Entscheidungsstichwort (Thema)

Anrechnung übertariflicher Lohnzulagen auf Tariflohnerhöhungen. „Tariflohnerhöhung” in Form eines Verkürzungsausgleichs bei Verweigerung der tariflichen wöchentlichen Arbeitszeit

 

Leitsatz (amtlich)

Haben die Arbeitsvertragsparteien eine übertarifliche Lohnzulage vereinbart, um das als zu gering empfundene tarifliche Lohnniveau zu verbessern, so ist die Verrechnung mit einer Erhöhung des Tariflohnes unzulässig, die sich nur daraus ergibt, daß ein Lohnausgleich für eine tarifliche Arbeitszeitverkürzung gewährt werden soll (Abweichung vom BAG AP Nr. 58 zu § 4 TVG Tarif vertrage: Metallindustrie).
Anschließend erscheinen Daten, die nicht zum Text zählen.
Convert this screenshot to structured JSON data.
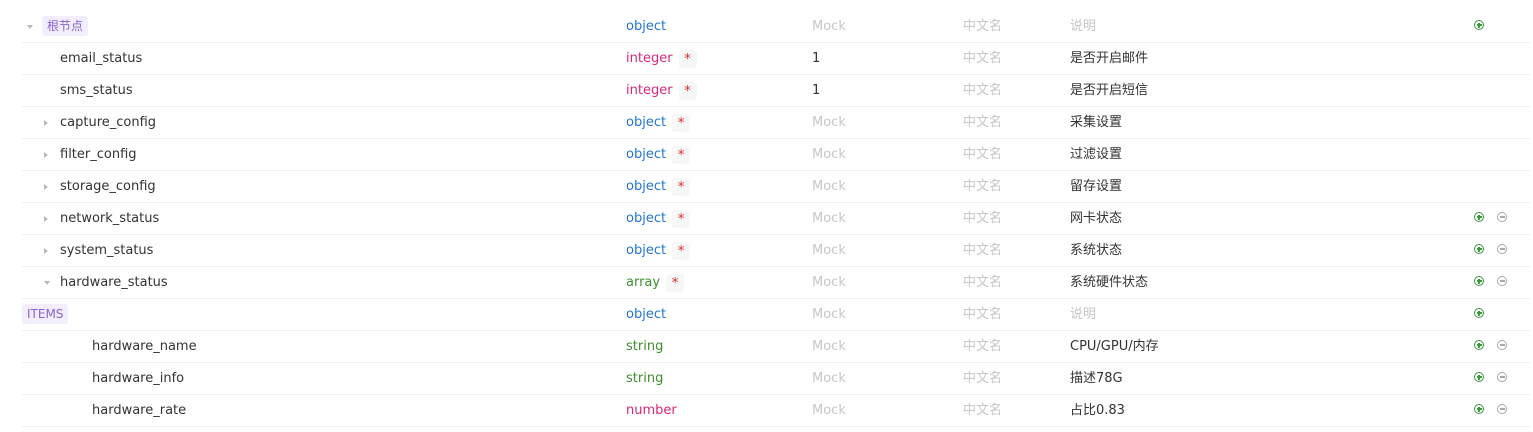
{
  "rows": [
    {
      "name": "根节点",
      "type": "object",
      "required": false,
      "mock": "Mock",
      "title": "中文名",
      "description": "说明",
      "description_placeholder": true,
      "caret": "down",
      "tag": true,
      "add": true,
      "remove": false
    },
    {
      "name": "email_status",
      "type": "integer",
      "required": true,
      "mock": "1",
      "title": "中文名",
      "description": "是否开启邮件",
      "caret": "none",
      "tag": false,
      "add": false,
      "remove": false
    },
    {
      "name": "sms_status",
      "type": "integer",
      "required": true,
      "mock": "1",
      "title": "中文名",
      "description": "是否开启短信",
      "caret": "none",
      "tag": false,
      "add": false,
      "remove": false
    },
    {
      "name": "capture_config",
      "type": "object",
      "required": true,
      "mock": "Mock",
      "title": "中文名",
      "description": "采集设置",
      "caret": "right",
      "tag": false,
      "add": false,
      "remove": false
    },
    {
      "name": "filter_config",
      "type": "object",
      "required": true,
      "mock": "Mock",
      "title": "中文名",
      "description": "过滤设置",
      "caret": "right",
      "tag": false,
      "add": false,
      "remove": false
    },
    {
      "name": "storage_config",
      "type": "object",
      "required": true,
      "mock": "Mock",
      "title": "中文名",
      "description": "留存设置",
      "caret": "right",
      "tag": false,
      "add": false,
      "remove": false
    },
    {
      "name": "network_status",
      "type": "object",
      "required": true,
      "mock": "Mock",
      "title": "中文名",
      "description": "网卡状态",
      "caret": "right",
      "tag": false,
      "add": true,
      "remove": true
    },
    {
      "name": "system_status",
      "type": "object",
      "required": true,
      "mock": "Mock",
      "title": "中文名",
      "description": "系统状态",
      "caret": "right",
      "tag": false,
      "add": true,
      "remove": true
    },
    {
      "name": "hardware_status",
      "type": "array",
      "required": true,
      "mock": "Mock",
      "title": "中文名",
      "description": "系统硬件状态",
      "caret": "down",
      "tag": false,
      "add": true,
      "remove": true
    },
    {
      "name": "ITEMS",
      "type": "object",
      "required": false,
      "mock": "Mock",
      "title": "中文名",
      "description": "说明",
      "description_placeholder": true,
      "caret": "down",
      "tag": true,
      "add": true,
      "remove": false
    },
    {
      "name": "hardware_name",
      "type": "string",
      "required": false,
      "mock": "Mock",
      "title": "中文名",
      "description": "CPU/GPU/内存",
      "caret": "none",
      "tag": false,
      "add": true,
      "remove": true
    },
    {
      "name": "hardware_info",
      "type": "string",
      "required": false,
      "mock": "Mock",
      "title": "中文名",
      "description": "描述78G",
      "caret": "none",
      "tag": false,
      "add": true,
      "remove": true
    },
    {
      "name": "hardware_rate",
      "type": "number",
      "required": false,
      "mock": "Mock",
      "title": "中文名",
      "description": "占比0.83",
      "caret": "none",
      "tag": false,
      "add": true,
      "remove": true
    }
  ],
  "required_mark": "*",
  "colors": {
    "object": "#1f76d2",
    "integer": "#d6287b",
    "number": "#d6287b",
    "array": "#3d8f2d",
    "string": "#3d8f2d",
    "tag_bg": "#f3eefc",
    "tag_text": "#8a62d9",
    "add_icon": "#3a9b3a",
    "remove_icon": "#a6a6a6",
    "required": "#e02424"
  }
}
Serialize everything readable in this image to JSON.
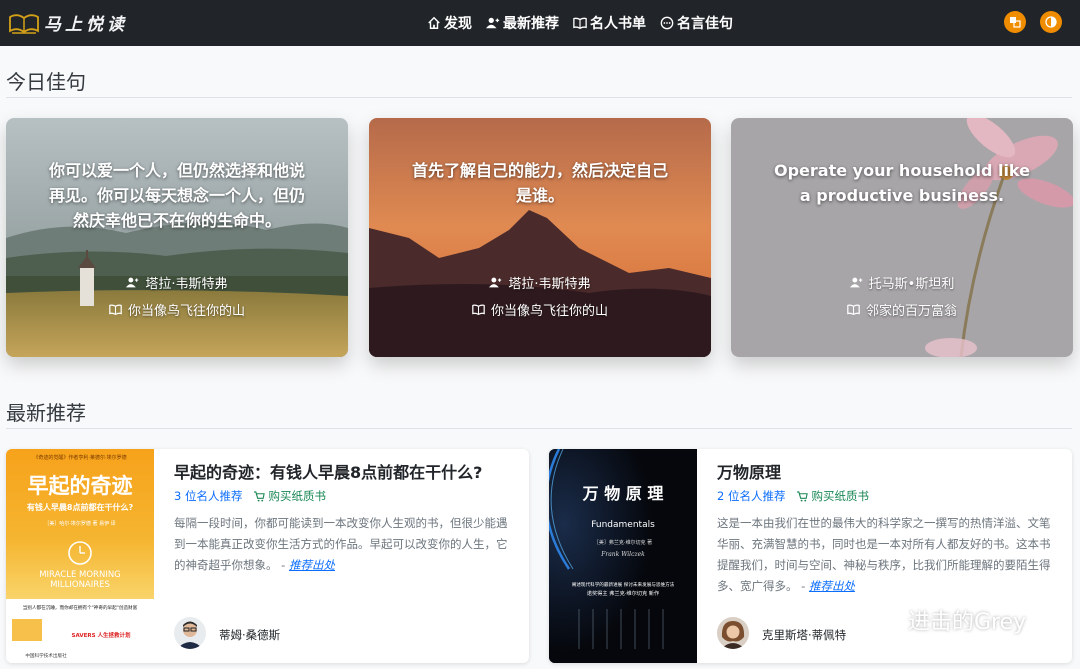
{
  "brand": {
    "name": "马上悦读"
  },
  "nav": {
    "items": [
      {
        "label": "发现",
        "icon": "home-icon"
      },
      {
        "label": "最新推荐",
        "icon": "users-icon"
      },
      {
        "label": "名人书单",
        "icon": "book-icon"
      },
      {
        "label": "名言佳句",
        "icon": "chat-icon"
      }
    ],
    "right_buttons": [
      "translate-icon",
      "theme-toggle-icon"
    ]
  },
  "quotes_section": {
    "title": "今日佳句",
    "cards": [
      {
        "text": "你可以爱一个人，但仍然选择和他说再见。你可以每天想念一个人，但仍然庆幸他已不在你的生命中。",
        "author": "塔拉·韦斯特弗",
        "book": "你当像鸟飞往你的山"
      },
      {
        "text": "首先了解自己的能力，然后决定自己是谁。",
        "author": "塔拉·韦斯特弗",
        "book": "你当像鸟飞往你的山"
      },
      {
        "text": "Operate your household like a productive business.",
        "author": "托马斯•斯坦利",
        "book": "邻家的百万富翁"
      }
    ]
  },
  "latest_section": {
    "title": "最新推荐",
    "books": [
      {
        "title": "早起的奇迹：有钱人早晨8点前都在干什么?",
        "recommenders": "3 位名人推荐",
        "buy": "购买纸质书",
        "desc": "每隔一段时间，你都可能读到一本改变你人生观的书，但很少能遇到一本能真正改变你生活方式的作品。早起可以改变你的人生，它的神奇超乎你想象。 - ",
        "source": "推荐出处",
        "person": "蒂姆·桑德斯",
        "cover": {
          "top_note": "《奇迹的觉醒》作者亨利·莱德尔·埃尔罗德",
          "title": "早起的奇迹",
          "subtitle": "有钱人早晨8点前都在干什么?",
          "authors": "［美］哈尔·埃尔罗德 著  易伊 译",
          "en1": "MIRACLE MORNING",
          "en2": "MILLIONAIRES",
          "bottom1": "当别人都在沉睡，而你却在拥有个\"神奇的早起\"创造财富",
          "bottom2": "SAVERS 人生拯救计划",
          "publisher": "中国科学技术出版社"
        }
      },
      {
        "title": "万物原理",
        "recommenders": "2 位名人推荐",
        "buy": "购买纸质书",
        "desc": "这是一本由我们在世的最伟大的科学家之一撰写的热情洋溢、文笔华丽、充满智慧的书，同时也是一本对所有人都友好的书。这本书提醒我们，时间与空间、神秘与秩序，比我们所能理解的要陌生得多、宽广得多。 - ",
        "source": "推荐出处",
        "person": "克里斯塔·蒂佩特",
        "cover": {
          "title": "万 物 原 理",
          "subtitle": "Fundamentals",
          "authors": "［美］弗兰克·维尔切克 著",
          "signature": "Frank Wilczek",
          "tagline1": "阐述现代科学的最新进展  探讨未来发展与思维方法",
          "tagline2": "诺奖得主 弗兰克·维尔切克 新作"
        }
      }
    ]
  },
  "watermark": {
    "text": "进击的Grey"
  },
  "colors": {
    "navbar": "#212529",
    "accent": "#f08c00",
    "link": "#0d6efd",
    "buy": "#198754"
  }
}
Anderenfalls würde nämlich eine zur effektiven Verdienstanhebung vereinbarte Leistung mit einer solchen zur Verdienstsicherung verrechnet und der Folge einer effektiven Verdienstabsenkung.

 

Verfahrensgang

ArbG Frankfurt am Main (Urteil vom 11.07.1996; Aktenzeichen 13 Ca 6421/95)

 

Nachgehend

BAG (Urteil vom 03.06.1998; Aktenzeichen 5 AZR 616/97)

 

Tenor

Die Berufung der Beklagten gegen das Urteil des Arbeitsgerichts Frankfurt am Main vom 11.07.1996 – 13 Ca 6421/95 – wird kostenpflichtig zurückgewiesen.

Für die Beklagte wird die Revision zugelassen.

 

Tatbestand

Die Partelen streiten um die Höhe von Lohnansprüchen des Klägers nach einer tarifvertraglichen Arbeitszeitverkürzung.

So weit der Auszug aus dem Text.